Donald Trump Is Not the Problem

During the months that have passed since Donald Trump commenced his churlish Presidency, millions of Americans (as well as millions of other people, around the world, who are not Americans) have gone out of their way to express, repeatedly and clamorously, their extreme loathing of him. It seems that directing vehement avowals of hatred toward Donald Trump has, in the general flow of current discourse, become the latest craze. Because he offers such an enormous target, each spiteful arrow of half-baked scorn that is aimed at him easily finds its mark.

Unfortunately, those arrows of scorn result from an erroneous line of thought. Hating Donald Trump is, for the most part, a useless activity. It serves no greater good, and it changes nothing. We all know that Donald Trump is an imprudent fool. (One even suspects that he knows it himself.) Being an imprudent fool is what he does best, as he has proven again and again, but he is no more impudent, and no more prone to foolishness, than the American citizenry as a whole.

Donald Trump is mere evidence of the problem, not the problem itself. The problem is capitalism and its inequitable effects. The problem is a brutish mentality in which the constant pursuit of money is put above every other consideration. The problem is a widespread acceptance of malign devices that control their users with oppressive technology. The problem is too many weapons and too many wars. The problem is a nation of servile consumers who have lost the ability to think and act in accordance with the essential demands of reason.

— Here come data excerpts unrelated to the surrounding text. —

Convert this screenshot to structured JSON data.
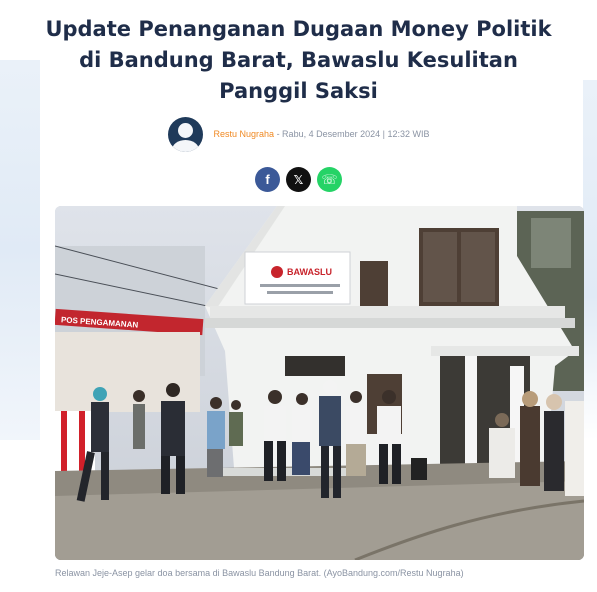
{
  "article": {
    "title": "Update Penanganan Dugaan Money Politik di Bandung Barat, Bawaslu Kesulitan Panggil Saksi",
    "author": "Restu Nugraha",
    "date": " - Rabu, 4 Desember 2024 | 12:32 WIB",
    "caption": "Relawan Jeje-Asep gelar doa bersama di Bawaslu Bandung Barat. (AyoBandung.com/Restu Nugraha)"
  },
  "share": {
    "facebook": "f",
    "x": "𝕏",
    "whatsapp": "☏"
  },
  "photo": {
    "sign_title": "BAWASLU",
    "banner_text": "POS PENGAMANAN"
  },
  "colors": {
    "title": "#1f2d49",
    "author": "#f08a24",
    "meta": "#8a93a3",
    "facebook": "#3b5998",
    "x": "#111111",
    "whatsapp": "#25d366"
  }
}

No, Donald Trump is not the problem. In the extended view, he can be seen as no more than a shallow distraction, the brainless star of a cheap sideshow, whose main purpose is to divert the masses from the urgent necessity of coming to grips with the true import of their collective situation. Given the quickness with which the American mainstream flits from one fad to another nowadays, how long will it be until Donald Trump's peevish enemies require a new distraction?